Elastic Collision in One Dimension HW?
Block 1, of mass m_1, moves across a frictionless surface with speed u_i. It collides elastically with block 2, of mass m_2, which is at rest (v_i=0). After the collision, block 1 moves with speed u_f, while block 2 moves with speed v_f. Assume that m_1 > m_2, so that after the collision, the two objects move off in the direction of the first object before the collision.
What is the final speed u_f of block 1?
Express u_f in terms of m_1, m_2, and u_i
What is the final speed v_f of block 2?
Express v_f in terms of m_1, m_2, and u_i.
I don't like the nomenclature you gave, so I will make up my own.
In fact, my strategy is necessary such that you DO NOT USE u FOR LABORATORY REFERENCE FRAME velocities.

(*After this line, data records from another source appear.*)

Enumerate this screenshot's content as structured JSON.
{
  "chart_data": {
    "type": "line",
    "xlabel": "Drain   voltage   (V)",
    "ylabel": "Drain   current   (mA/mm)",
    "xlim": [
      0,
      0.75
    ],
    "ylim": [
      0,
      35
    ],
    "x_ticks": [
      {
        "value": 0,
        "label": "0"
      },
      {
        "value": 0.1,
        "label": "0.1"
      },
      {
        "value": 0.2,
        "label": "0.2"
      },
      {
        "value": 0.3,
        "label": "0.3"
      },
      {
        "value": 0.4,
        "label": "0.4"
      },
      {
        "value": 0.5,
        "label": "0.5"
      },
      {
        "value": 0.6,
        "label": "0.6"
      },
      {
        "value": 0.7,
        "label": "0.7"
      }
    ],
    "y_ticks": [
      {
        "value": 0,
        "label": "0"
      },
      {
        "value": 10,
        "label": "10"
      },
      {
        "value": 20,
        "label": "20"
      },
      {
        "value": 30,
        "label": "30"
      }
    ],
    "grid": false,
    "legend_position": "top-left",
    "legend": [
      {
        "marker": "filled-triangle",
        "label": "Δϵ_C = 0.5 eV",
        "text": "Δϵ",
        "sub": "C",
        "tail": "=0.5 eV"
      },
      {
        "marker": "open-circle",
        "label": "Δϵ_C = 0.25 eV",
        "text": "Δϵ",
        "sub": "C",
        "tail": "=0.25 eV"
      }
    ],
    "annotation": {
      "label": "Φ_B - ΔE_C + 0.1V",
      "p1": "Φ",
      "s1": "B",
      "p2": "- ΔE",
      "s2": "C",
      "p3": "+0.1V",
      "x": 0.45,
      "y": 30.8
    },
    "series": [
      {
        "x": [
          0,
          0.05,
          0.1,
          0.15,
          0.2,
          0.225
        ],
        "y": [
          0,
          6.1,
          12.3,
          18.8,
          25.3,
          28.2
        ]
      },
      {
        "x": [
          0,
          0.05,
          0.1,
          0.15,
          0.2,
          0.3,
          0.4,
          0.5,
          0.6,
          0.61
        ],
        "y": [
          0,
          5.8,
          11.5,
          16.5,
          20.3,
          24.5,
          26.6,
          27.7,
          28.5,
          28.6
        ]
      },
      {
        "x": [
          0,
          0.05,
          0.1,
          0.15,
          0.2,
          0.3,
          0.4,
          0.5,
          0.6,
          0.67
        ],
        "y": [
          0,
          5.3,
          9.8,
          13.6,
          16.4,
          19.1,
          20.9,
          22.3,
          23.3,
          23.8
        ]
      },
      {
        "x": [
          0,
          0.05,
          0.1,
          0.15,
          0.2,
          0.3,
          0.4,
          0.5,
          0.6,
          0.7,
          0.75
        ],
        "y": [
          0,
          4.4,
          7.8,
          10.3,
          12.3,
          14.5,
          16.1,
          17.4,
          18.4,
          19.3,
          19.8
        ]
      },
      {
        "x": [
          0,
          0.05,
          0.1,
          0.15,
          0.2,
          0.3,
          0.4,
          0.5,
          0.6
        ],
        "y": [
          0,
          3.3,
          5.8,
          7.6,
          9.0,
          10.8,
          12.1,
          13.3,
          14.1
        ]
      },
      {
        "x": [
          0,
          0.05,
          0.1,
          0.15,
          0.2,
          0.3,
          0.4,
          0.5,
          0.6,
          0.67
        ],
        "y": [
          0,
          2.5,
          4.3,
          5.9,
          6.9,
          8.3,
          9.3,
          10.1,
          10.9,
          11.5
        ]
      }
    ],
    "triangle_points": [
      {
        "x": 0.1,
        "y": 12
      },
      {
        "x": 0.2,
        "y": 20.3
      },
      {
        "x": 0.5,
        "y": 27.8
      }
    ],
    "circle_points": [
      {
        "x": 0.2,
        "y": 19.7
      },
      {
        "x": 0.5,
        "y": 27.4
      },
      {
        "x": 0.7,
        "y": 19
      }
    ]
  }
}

v: laboratory reference frame velocity
u: center of mass reference frame velocity
1: block 1
2: block 2
Since nothing is special about the LRF (other than that we use it to take measurements) we progress to the COMRF. First find the center of mass velocity in LRF:
vcm = (m1*v1i + m2*v2i)/(m1 + m2)
Init velocities in COMRF:
u1i = v1i - vcm
u2i = v2i - vcm
Interesting trick: to avoid the big quadratic formula, simply invert the velocities in the center of mass reference frame. This is the only way to have a collision occur, and conserve both energy and momentum.
u1f = - u1i
u2f = -u2i
Translate back to LRF:
v1f = u1f + vcm
v2f = u2f + vcm
v1f = 2*vcm - v1i
v2f = 2*vcm - v2i
v1f = 2*(m1*v1i + m2*v2i)/(m1 + m2) - v1i
v2f = 2*(m1*v1i + m2*v2i)/(m1 + m2) - v2i
Simplify for special case of v2i=0:
v1f = v1i*(m1 - m2)/(m1 + m2)
v2f = 2*m1*v1i/(m1 + m2)
BECAUSE you asked about speed, and you specified m1>m2, we can answer that as well. Just take magnitudes. Not really anything to do here, because both values will end up positive.